“Joint sessions are a waste of time,” said the judge conducting a mediation in which I was representing one of the parties. In that mediation I was asking for a joint session, but the judge still blocked us from doing one because the other side would not agree. I’ll tell you what turned out to be a waste of time: that entire day of mediation in which I was assured that the mediator/judge would get the other side to agree to our side’s last proposal, but could not, leaving us with egg on our faces now that the other side knew our “bottom line” position and would use that as a starting point for the next round of negotiations.
What is a waste of time is waiting for an hour for the mediator to return from the other room, while our side stews in its own simmering juices wondering what is happening in there. What is a waste of time when the mediator finally comes back is that we spend another hour to try to persuade the mediator of the rightness of our position, because there is no one else in the room left to persuade. The mediator is not even a decision-maker in the process. Why are we trying to prove to him or her we are correct? Moreover, the mediator is trying their hardest to remain “neutral,” and is actively trying to be avoid succumbing to our entreaties. The mediator is instead thinking of counter-arguments to use against us. That is how a whole day can go by without making much progress. All to avoid “wasting time” talking directly to the other side.

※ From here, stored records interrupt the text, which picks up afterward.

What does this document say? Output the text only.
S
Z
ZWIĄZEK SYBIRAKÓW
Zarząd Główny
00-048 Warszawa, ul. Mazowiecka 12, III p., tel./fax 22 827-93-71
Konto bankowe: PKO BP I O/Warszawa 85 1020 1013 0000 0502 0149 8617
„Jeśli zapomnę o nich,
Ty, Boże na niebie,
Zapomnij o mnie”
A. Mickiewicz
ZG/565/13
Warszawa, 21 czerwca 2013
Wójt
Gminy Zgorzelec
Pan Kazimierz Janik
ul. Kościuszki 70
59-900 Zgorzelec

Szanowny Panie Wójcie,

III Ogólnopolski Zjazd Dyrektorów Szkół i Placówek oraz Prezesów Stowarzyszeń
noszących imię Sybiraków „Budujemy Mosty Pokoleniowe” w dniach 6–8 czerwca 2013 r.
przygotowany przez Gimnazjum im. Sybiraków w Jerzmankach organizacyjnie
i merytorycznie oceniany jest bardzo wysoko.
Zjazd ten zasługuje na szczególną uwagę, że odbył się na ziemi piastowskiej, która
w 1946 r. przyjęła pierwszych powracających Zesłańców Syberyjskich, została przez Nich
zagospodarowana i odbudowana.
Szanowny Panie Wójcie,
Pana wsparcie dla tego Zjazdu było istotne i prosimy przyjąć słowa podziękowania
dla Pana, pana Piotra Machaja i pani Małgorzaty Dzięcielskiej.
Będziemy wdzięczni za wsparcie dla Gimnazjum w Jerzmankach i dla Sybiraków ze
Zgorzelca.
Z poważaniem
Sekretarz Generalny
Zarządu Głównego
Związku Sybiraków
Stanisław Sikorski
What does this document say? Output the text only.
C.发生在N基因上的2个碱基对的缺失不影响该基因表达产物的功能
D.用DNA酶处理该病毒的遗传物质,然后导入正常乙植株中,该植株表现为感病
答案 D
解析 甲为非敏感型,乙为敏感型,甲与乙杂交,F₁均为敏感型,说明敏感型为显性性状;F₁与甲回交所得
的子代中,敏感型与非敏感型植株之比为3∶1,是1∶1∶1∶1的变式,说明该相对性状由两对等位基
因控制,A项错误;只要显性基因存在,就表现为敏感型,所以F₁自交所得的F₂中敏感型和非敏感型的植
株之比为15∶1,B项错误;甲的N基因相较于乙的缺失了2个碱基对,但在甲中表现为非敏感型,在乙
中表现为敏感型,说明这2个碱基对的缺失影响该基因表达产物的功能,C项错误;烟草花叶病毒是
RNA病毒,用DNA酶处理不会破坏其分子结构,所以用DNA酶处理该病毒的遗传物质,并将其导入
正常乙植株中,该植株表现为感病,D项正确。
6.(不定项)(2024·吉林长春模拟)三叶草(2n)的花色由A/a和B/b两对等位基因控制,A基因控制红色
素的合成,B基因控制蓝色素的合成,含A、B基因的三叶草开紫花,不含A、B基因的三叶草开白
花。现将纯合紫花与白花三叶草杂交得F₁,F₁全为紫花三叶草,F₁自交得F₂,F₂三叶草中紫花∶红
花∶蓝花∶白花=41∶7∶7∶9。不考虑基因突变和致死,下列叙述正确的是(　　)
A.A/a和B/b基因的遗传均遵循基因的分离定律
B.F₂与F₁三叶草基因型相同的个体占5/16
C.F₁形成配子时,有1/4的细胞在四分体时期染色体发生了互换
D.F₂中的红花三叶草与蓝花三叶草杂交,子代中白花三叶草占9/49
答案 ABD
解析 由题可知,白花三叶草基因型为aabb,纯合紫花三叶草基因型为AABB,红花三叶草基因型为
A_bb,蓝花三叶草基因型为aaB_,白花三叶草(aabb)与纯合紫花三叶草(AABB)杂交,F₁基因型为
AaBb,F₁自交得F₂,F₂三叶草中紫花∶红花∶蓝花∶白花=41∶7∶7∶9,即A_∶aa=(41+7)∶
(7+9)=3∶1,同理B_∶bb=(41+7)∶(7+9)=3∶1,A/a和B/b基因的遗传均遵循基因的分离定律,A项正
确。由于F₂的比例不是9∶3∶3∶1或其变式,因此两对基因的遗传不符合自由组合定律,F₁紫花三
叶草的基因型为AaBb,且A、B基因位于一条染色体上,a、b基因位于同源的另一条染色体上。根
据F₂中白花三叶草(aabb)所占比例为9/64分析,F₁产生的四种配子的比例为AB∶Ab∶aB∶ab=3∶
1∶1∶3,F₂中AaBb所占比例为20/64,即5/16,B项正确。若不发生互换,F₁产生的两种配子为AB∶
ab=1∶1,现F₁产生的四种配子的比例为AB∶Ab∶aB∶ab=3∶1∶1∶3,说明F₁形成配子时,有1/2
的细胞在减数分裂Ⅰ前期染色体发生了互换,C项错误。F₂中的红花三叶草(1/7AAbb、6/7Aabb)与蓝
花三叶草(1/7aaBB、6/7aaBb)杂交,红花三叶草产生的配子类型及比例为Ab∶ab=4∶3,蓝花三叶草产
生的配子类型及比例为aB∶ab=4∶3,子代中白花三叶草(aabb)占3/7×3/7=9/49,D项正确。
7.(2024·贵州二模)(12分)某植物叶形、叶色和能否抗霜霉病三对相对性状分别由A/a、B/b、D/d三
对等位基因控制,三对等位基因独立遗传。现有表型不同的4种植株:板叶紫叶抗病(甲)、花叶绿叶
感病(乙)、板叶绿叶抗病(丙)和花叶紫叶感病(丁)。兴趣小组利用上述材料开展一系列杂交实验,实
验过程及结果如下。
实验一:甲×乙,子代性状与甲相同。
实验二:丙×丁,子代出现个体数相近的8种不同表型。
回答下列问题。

“Joint sessions are a waste of time,” parties frequently say to me when I suggest them, pretty much every time I act as mediator. “Why?” I ask. “Because they just get people angry, because they just get people more entrenched in their positions.” I respond, “well what if we just use the joint session to exchange factual information, or what if we agree beforehand not to argue with each other during the joint session, but instead promise to listen to whatever the other side says and try to understand it. Not necessarily agree to it, but understand it.” Under those conditions parties and attorneys more often prove willing to try. In fact they are often intrigued that a joint session can be managed that way, and curious to see what might happen in those circumstances. Imagine how it has become a revelation to people to think of mediation as a process of communicating and understanding. Instead it has devolved into a process often at direct odds with those original goals.
But whenever we can manage to persuade people to talk to one another, we prove that the problem with joint sessions is that we are doing them wrong and we should try to do better.